Sébastien Cottet, membre du syndicat maritime Nord de la SCOP.

Des équipages différents malgré des navires similaires. Les marins qui embarquent (à Dieppe, Calais ou Dunkerque) font du 14/14. : deux semaines à bord, deux semaines à terre. Sur le transmanche, le rythme est de cinq allers-retours par équipage (contre quatre pour la SCOP). Avec cinq allers-retours (la durée est de 4 heures, dont 45 minutes d’escale), les personnels du Calais Seaways ne s’ennuient pas… Les salariés de DFDS à bord bénéficient d’un coefficient de 2,17, soit un jour travaillé, un jour de repos et 0,17 jour de congé qu’ils cumulent pendant six cycles. Si l’on compare le Rodin (armé par SeaFrance, 1 900 places) et le Calais Seaways (armé par DFDS, 1 850 places), on s’aperçoit vite que la coopérative met plus de monde sur ses bateaux. “La grosse différence, c’est le service hôtelier“, fait observer Sébastien Cottet, membre de la coopérative et second de cuisine à bord.
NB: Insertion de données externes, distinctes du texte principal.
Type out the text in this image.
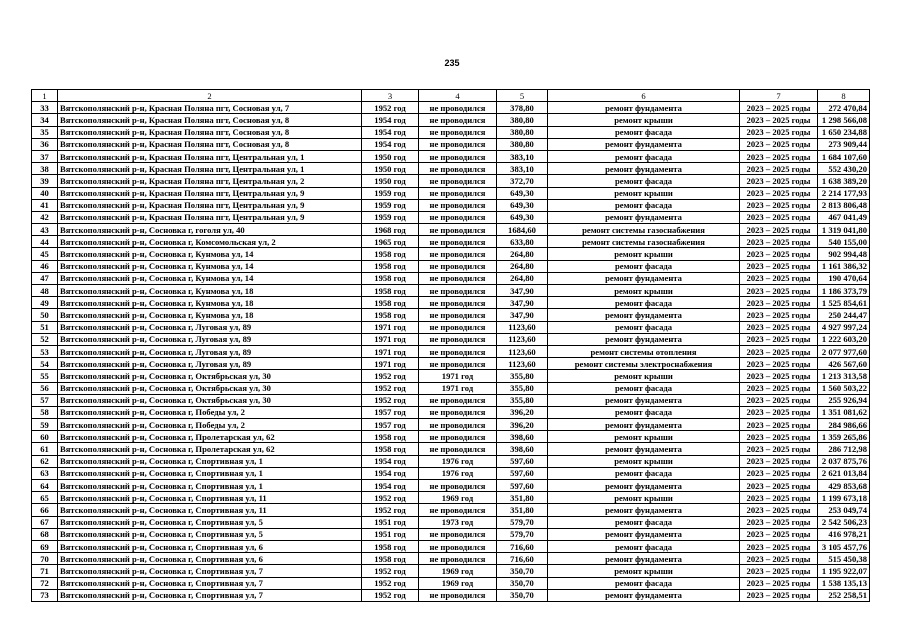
235
1	2	3	4	5	6	7	8
33	Вятскополянский р-н, Красная Поляна пгт, Сосновая ул, 7	1952 год	не проводился	378,80	ремонт фундамента	2023 – 2025 годы	272 470,84
34	Вятскополянский р-н, Красная Поляна пгт, Сосновая ул, 8	1954 год	не проводился	380,80	ремонт крыши	2023 – 2025 годы	1 298 566,08
35	Вятскополянский р-н, Красная Поляна пгт, Сосновая ул, 8	1954 год	не проводился	380,80	ремонт фасада	2023 – 2025 годы	1 650 234,88
36	Вятскополянский р-н, Красная Поляна пгт, Сосновая ул, 8	1954 год	не проводился	380,80	ремонт фундамента	2023 – 2025 годы	273 909,44
37	Вятскополянский р-н, Красная Поляна пгт, Центральная ул, 1	1950 год	не проводился	383,10	ремонт фасада	2023 – 2025 годы	1 684 107,60
38	Вятскополянский р-н, Красная Поляна пгт, Центральная ул, 1	1950 год	не проводился	383,10	ремонт фундамента	2023 – 2025 годы	552 430,20
39	Вятскополянский р-н, Красная Поляна пгт, Центральная ул, 2	1950 год	не проводился	372,70	ремонт фасада	2023 – 2025 годы	1 638 389,20
40	Вятскополянский р-н, Красная Поляна пгт, Центральная ул, 9	1959 год	не проводился	649,30	ремонт крыши	2023 – 2025 годы	2 214 177,93
41	Вятскополянский р-н, Красная Поляна пгт, Центральная ул, 9	1959 год	не проводился	649,30	ремонт фасада	2023 – 2025 годы	2 813 806,48
42	Вятскополянский р-н, Красная Поляна пгт, Центральная ул, 9	1959 год	не проводился	649,30	ремонт фундамента	2023 – 2025 годы	467 041,49
43	Вятскополянский р-н, Сосновка г, гоголя ул, 40	1968 год	не проводился	1684,60	ремонт системы газоснабжения	2023 – 2025 годы	1 319 041,80
44	Вятскополянский р-н, Сосновка г, Комсомольская ул, 2	1965 год	не проводился	633,80	ремонт системы газоснабжения	2023 – 2025 годы	540 155,00
45	Вятскополянский р-н, Сосновка г, Кунмова ул, 14	1958 год	не проводился	264,80	ремонт крыши	2023 – 2025 годы	902 994,48
46	Вятскополянский р-н, Сосновка г, Кунмова ул, 14	1958 год	не проводился	264,80	ремонт фасада	2023 – 2025 годы	1 161 386,32
47	Вятскополянский р-н, Сосновка г, Кунмова ул, 14	1958 год	не проводился	264,80	ремонт фундамента	2023 – 2025 годы	190 470,64
48	Вятскополянский р-н, Сосновка г, Кунмова ул, 18	1958 год	не проводился	347,90	ремонт крыши	2023 – 2025 годы	1 186 373,79
49	Вятскополянский р-н, Сосновка г, Кунмова ул, 18	1958 год	не проводился	347,90	ремонт фасада	2023 – 2025 годы	1 525 854,61
50	Вятскополянский р-н, Сосновка г, Кунмова ул, 18	1958 год	не проводился	347,90	ремонт фундамента	2023 – 2025 годы	250 244,47
51	Вятскополянский р-н, Сосновка г, Луговая ул, 89	1971 год	не проводился	1123,60	ремонт фасада	2023 – 2025 годы	4 927 997,24
52	Вятскополянский р-н, Сосновка г, Луговая ул, 89	1971 год	не проводился	1123,60	ремонт фундамента	2023 – 2025 годы	1 222 603,20
53	Вятскополянский р-н, Сосновка г, Луговая ул, 89	1971 год	не проводился	1123,60	ремонт системы отопления	2023 – 2025 годы	2 077 977,60
54	Вятскополянский р-н, Сосновка г, Луговая ул, 89	1971 год	не проводился	1123,60	ремонт системы электроснабжения	2023 – 2025 годы	426 567,60
55	Вятскополянский р-н, Сосновка г, Октябрьская ул, 30	1952 год	1971 год	355,80	ремонт крыши	2023 – 2025 годы	1 213 313,58
56	Вятскополянский р-н, Сосновка г, Октябрьская ул, 30	1952 год	1971 год	355,80	ремонт фасада	2023 – 2025 годы	1 560 503,22
57	Вятскополянский р-н, Сосновка г, Октябрьская ул, 30	1952 год	не проводился	355,80	ремонт фундамента	2023 – 2025 годы	255 926,94
58	Вятскополянский р-н, Сосновка г, Победы ул, 2	1957 год	не проводился	396,20	ремонт фасада	2023 – 2025 годы	1 351 081,62
59	Вятскополянский р-н, Сосновка г, Победы ул, 2	1957 год	не проводился	396,20	ремонт фундамента	2023 – 2025 годы	284 986,66
60	Вятскополянский р-н, Сосновка г, Пролетарская ул, 62	1958 год	не проводился	398,60	ремонт крыши	2023 – 2025 годы	1 359 265,86
61	Вятскополянский р-н, Сосновка г, Пролетарская ул, 62	1958 год	не проводился	398,60	ремонт фундамента	2023 – 2025 годы	286 712,98
62	Вятскополянский р-н, Сосновка г, Спортивная ул, 1	1954 год	1976 год	597,60	ремонт крыши	2023 – 2025 годы	2 037 875,76
63	Вятскополянский р-н, Сосновка г, Спортивная ул, 1	1954 год	1976 год	597,60	ремонт фасада	2023 – 2025 годы	2 621 013,84
64	Вятскополянский р-н, Сосновка г, Спортивная ул, 1	1954 год	не проводился	597,60	ремонт фундамента	2023 – 2025 годы	429 853,68
65	Вятскополянский р-н, Сосновка г, Спортивная ул, 11	1952 год	1969 год	351,80	ремонт крыши	2023 – 2025 годы	1 199 673,18
66	Вятскополянский р-н, Сосновка г, Спортивная ул, 11	1952 год	не проводился	351,80	ремонт фундамента	2023 – 2025 годы	253 049,74
67	Вятскополянский р-н, Сосновка г, Спортивная ул, 5	1951 год	1973 год	579,70	ремонт фасада	2023 – 2025 годы	2 542 506,23
68	Вятскополянский р-н, Сосновка г, Спортивная ул, 5	1951 год	не проводился	579,70	ремонт фундамента	2023 – 2025 годы	416 978,21
69	Вятскополянский р-н, Сосновка г, Спортивная ул, 6	1958 год	не проводился	716,60	ремонт фасада	2023 – 2025 годы	3 105 457,76
70	Вятскополянский р-н, Сосновка г, Спортивная ул, 6	1958 год	не проводился	716,60	ремонт фундамента	2023 – 2025 годы	515 450,38
71	Вятскополянский р-н, Сосновка г, Спортивная ул, 7	1952 год	1969 год	350,70	ремонт крыши	2023 – 2025 годы	1 195 922,07
72	Вятскополянский р-н, Сосновка г, Спортивная ул, 7	1952 год	1969 год	350,70	ремонт фасада	2023 – 2025 годы	1 538 135,13
73	Вятскополянский р-н, Сосновка г, Спортивная ул, 7	1952 год	не проводился	350,70	ремонт фундамента	2023 – 2025 годы	252 258,51
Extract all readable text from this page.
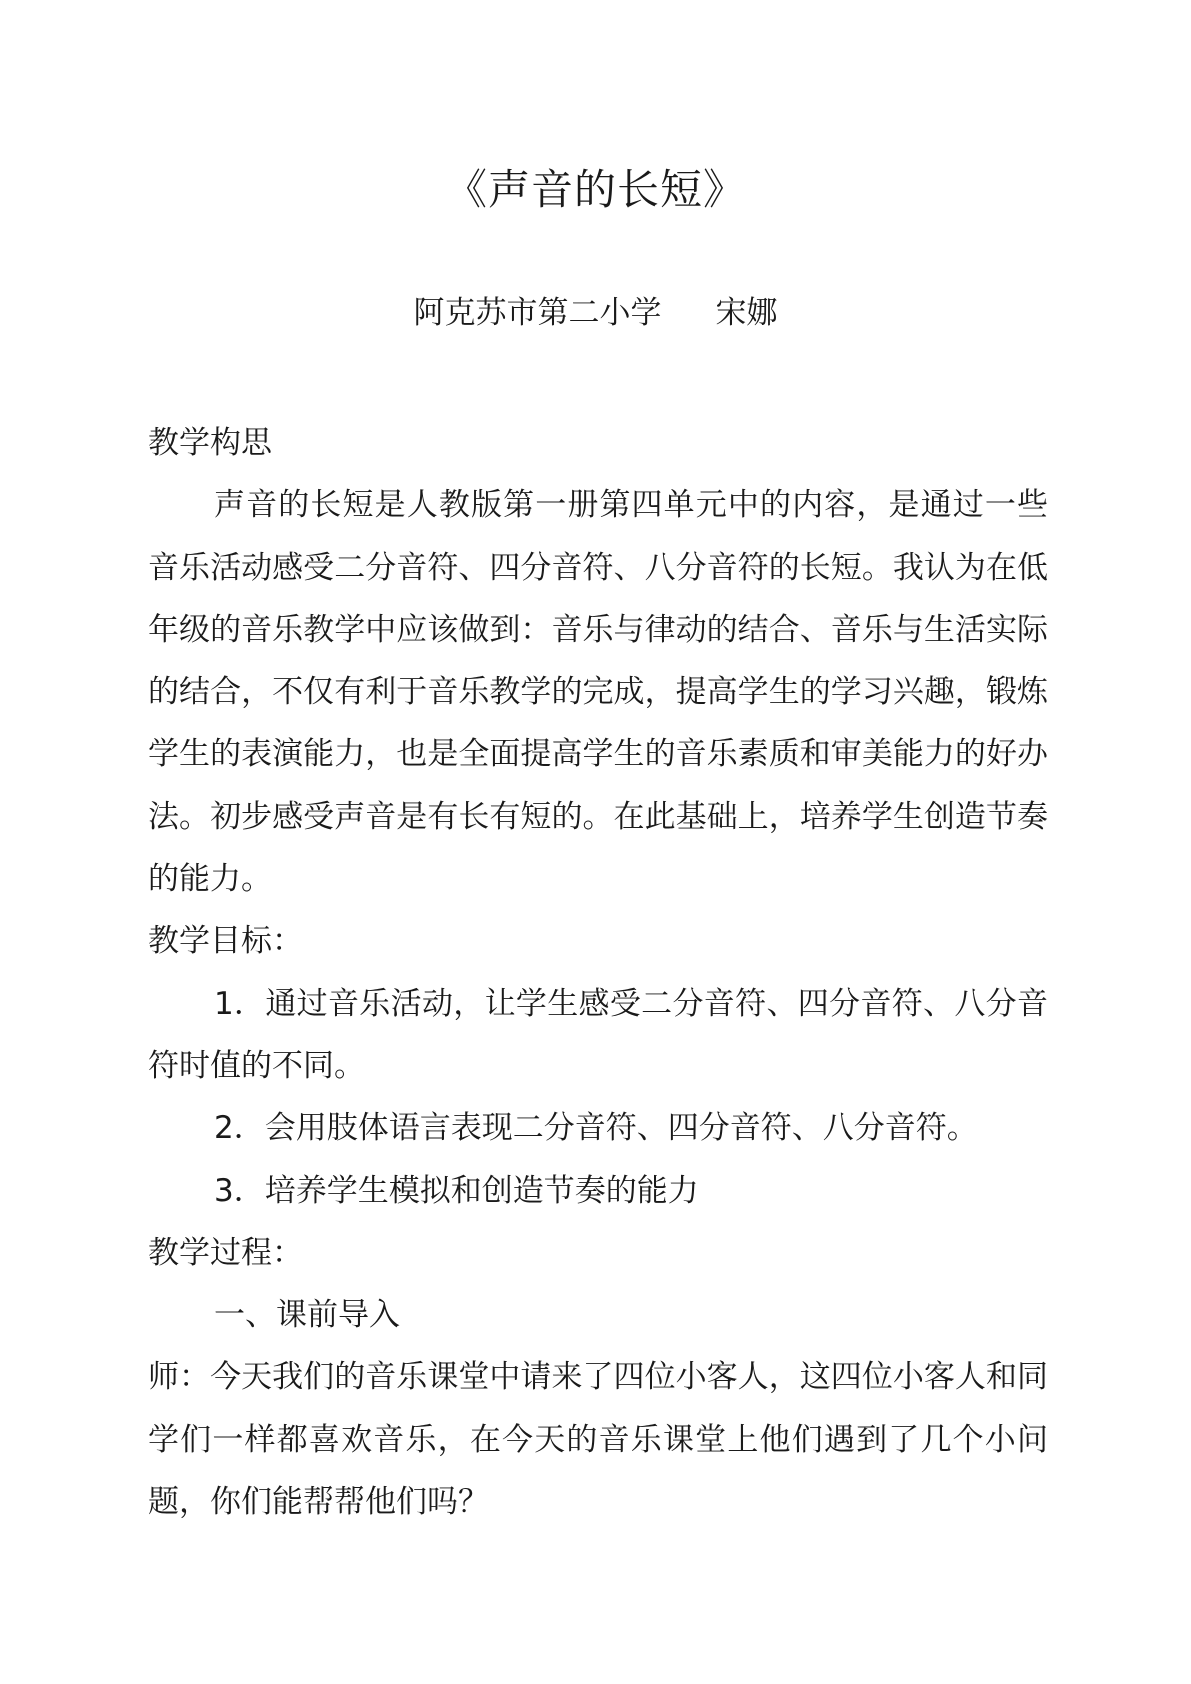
《声音的长短》
阿克苏市第二小学 宋娜

教学构思

声音的长短是人教版第一册第四单元中的内容，是通过一些音乐活动感受二分音符、四分音符、八分音符的长短。我认为在低年级的音乐教学中应该做到：音乐与律动的结合、音乐与生活实际的结合，不仅有利于音乐教学的完成，提高学生的学习兴趣，锻炼学生的表演能力，也是全面提高学生的音乐素质和审美能力的好办法。初步感受声音是有长有短的。在此基础上，培养学生创造节奏的能力。

教学目标：

1．通过音乐活动，让学生感受二分音符、四分音符、八分音符时值的不同。

2．会用肢体语言表现二分音符、四分音符、八分音符。

3．培养学生模拟和创造节奏的能力

教学过程：

一、课前导入

师：今天我们的音乐课堂中请来了四位小客人，这四位小客人和同学们一样都喜欢音乐，在今天的音乐课堂上他们遇到了几个小问题，你们能帮帮他们吗？
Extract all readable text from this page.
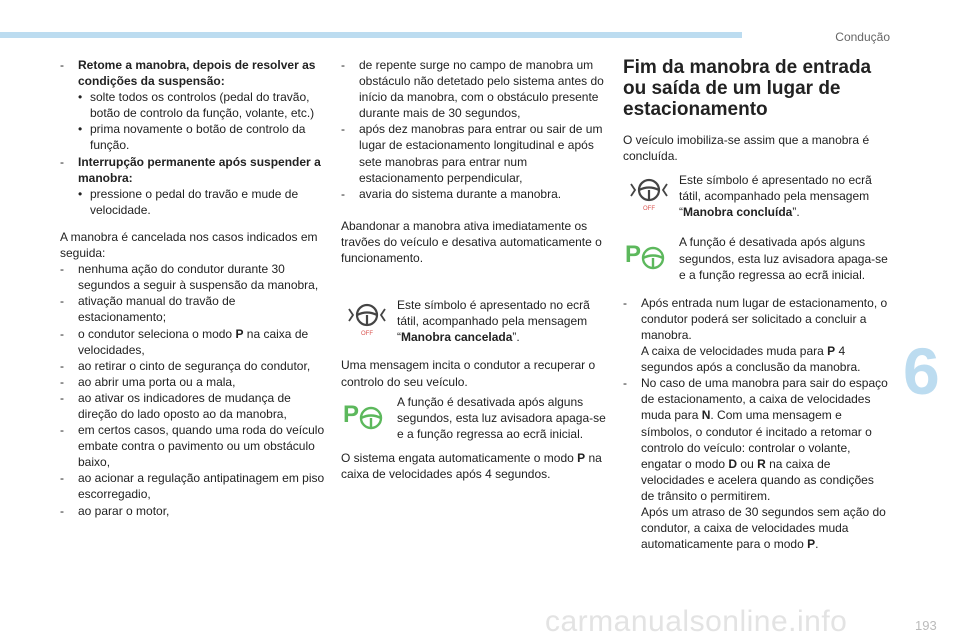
Condução
6
carmanualsonline.info	193
- Retome a manobra, depois de resolver as condições da suspensão:
• solte todos os controlos (pedal do travão, botão de controlo da função, volante, etc.)
• prima novamente o botão de controlo da função.
- Interrupção permanente após suspender a manobra:
• pressione o pedal do travão e mude de velocidade.

A manobra é cancelada nos casos indicados em seguida:

- nenhuma ação do condutor durante 30 segundos a seguir à suspensão da manobra,
- ativação manual do travão de estacionamento;
- o condutor seleciona o modo P na caixa de velocidades,
- ao retirar o cinto de segurança do condutor,
- ao abrir uma porta ou a mala,
- ao ativar os indicadores de mudança de direção do lado oposto ao da manobra,
- em certos casos, quando uma roda do veículo embate contra o pavimento ou um obstáculo baixo,
- ao acionar a regulação antipatinagem em piso escorregadio,
- ao parar o motor,
- de repente surge no campo de manobra um obstáculo não detetado pelo sistema antes do início da manobra, com o obstáculo presente durante mais de 30 segundos,
- após dez manobras para entrar ou sair de um lugar de estacionamento longitudinal e após sete manobras para entrar num estacionamento perpendicular,
- avaria do sistema durante a manobra.

Abandonar a manobra ativa imediatamente os travões do veículo e desativa automaticamente o funcionamento.

OFF

Este símbolo é apresentado no ecrã tátil, acompanhado pela mensagem “Manobra cancelada”.

Uma mensagem incita o condutor a recuperar o controlo do seu veículo.

P	A função é desativada após alguns segundos, esta luz avisadora apaga-se e a função regressa ao ecrã inicial.

O sistema engata automaticamente o modo P na caixa de velocidades após 4 segundos.

Fim da manobra de entrada ou saída de um lugar de estacionamento

O veículo imobiliza-se assim que a manobra é concluída.

OFF

Este símbolo é apresentado no ecrã tátil, acompanhado pela mensagem “Manobra concluída”.

P	A função é desativada após alguns segundos, esta luz avisadora apaga-se e a função regressa ao ecrã inicial.

- Após entrada num lugar de estacionamento, o condutor poderá ser solicitado a concluir a manobra.
A caixa de velocidades muda para P 4 segundos após a conclusão da manobra.
- No caso de uma manobra para sair do espaço de estacionamento, a caixa de velocidades muda para N. Com uma mensagem e símbolos, o condutor é incitado a retomar o controlo do veículo: controlar o volante, engatar o modo D ou R na caixa de velocidades e acelera quando as condições de trânsito o permitirem.
Após um atraso de 30 segundos sem ação do condutor, a caixa de velocidades muda automaticamente para o modo P.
Sur le Calais Seaways, DFDS emploie 57 personnes (dont, par exemple, un seul chef de bordée contre deux pour la SCOP) et 31 personnes sont “au public”. Sur le Rodin, on compte entre 65 et 67 personnes d’équipage. “Cela dépend aussi de ce qui entre dans les navires, précise Sébastien Cottet. Quand il y a beaucoup de motos par exemple, on ajoute un renfort parce que chaque moto s’amarre à la main. De manière générale, on prévoit toujours quelques renforts à bord pour servir les clients.” Ainsi, des doublons peuvent apparaître en restauration quand les relèves se font et qu’il y a le coup de feu. De manière générale, il y a plus de monde pour MyFerryLink que pour DFDS. La première gagne de l’argent et la seconde, pas encore.

Sur un navire, on dort peu, on somnole“. Côté salaires, sur certains postes les salaires de DFDS sont supérieurs. “Mais on leur en demande plus“, précise Sébastien Cottet. Un second de cuisine peut ainsi avoisiner les 2 000 euros net/mois, mais son amplitude de travail ne descendra jamais en dessous de 11 heures par jour et 14 jours d’affilée à bord. “Sur une distance courte comme le transmanche, c’est un rythme infernal. Toutes les 2 heures, le bateau touche le quai : pour récupérer, ce n’est pas évident. Sur un navire, on dort peu, on somnole : les gens reviennent à terre complètement rincés.” Pour les officiers, on note une différence de traitement chez DFDS. Seul le commandant tourne en 7/7. Tous les autres officiers sont sur un rythme de 14/14. Chez la SCOP, on dénonce aussi un taux de maladie qui est monté à 37%, contre 11% chez SeaFrance. On pointe aussi le turn-over et le travail avec des salariés qui ne parlent pas français (notamment des Lituaniens ou des Portugais à Dunkerque). Certains employés à Calais ont également pu être affectés à la ligne Dieppe-Newhaven ou Dunkerque-Douvres. Autant de différences que n’accepteront probablement pas les scopiens qui misent sur la création d’une nouvelle SCOP pour le fréteur Nord-Pas-de-Calais et qui négocient sévèrement avec DFDS pour qu’il s’aligne sur leur statut d’armement français sous convention collective française. Le secrétaire d’État aux Transports, Alain Vidalies, aura du pain sur la planche à son retour de congés… La rentrée sera aussi judiciaire avec, début septembre, le tribunal de commerce de Paris qui dira si le contrat conclu entre Eurotunnel et DFDS (pour la location-bail des Rodin et Berlioz) respecte la décision qu’il a lui-même rendue lors de la vente des bateaux de l’ex-SeaFrance au groupe franco-britannique (ne pas les vendre avant cinq ans, c’est-à-dire en juin 2017). Si le contrat est annulé, Eurotunnel se retrouvera face à une nouvelle SCOP.

Note : Malgré nos demandes réitérées, DFDS n’a pas souhaité répondre à nos questions.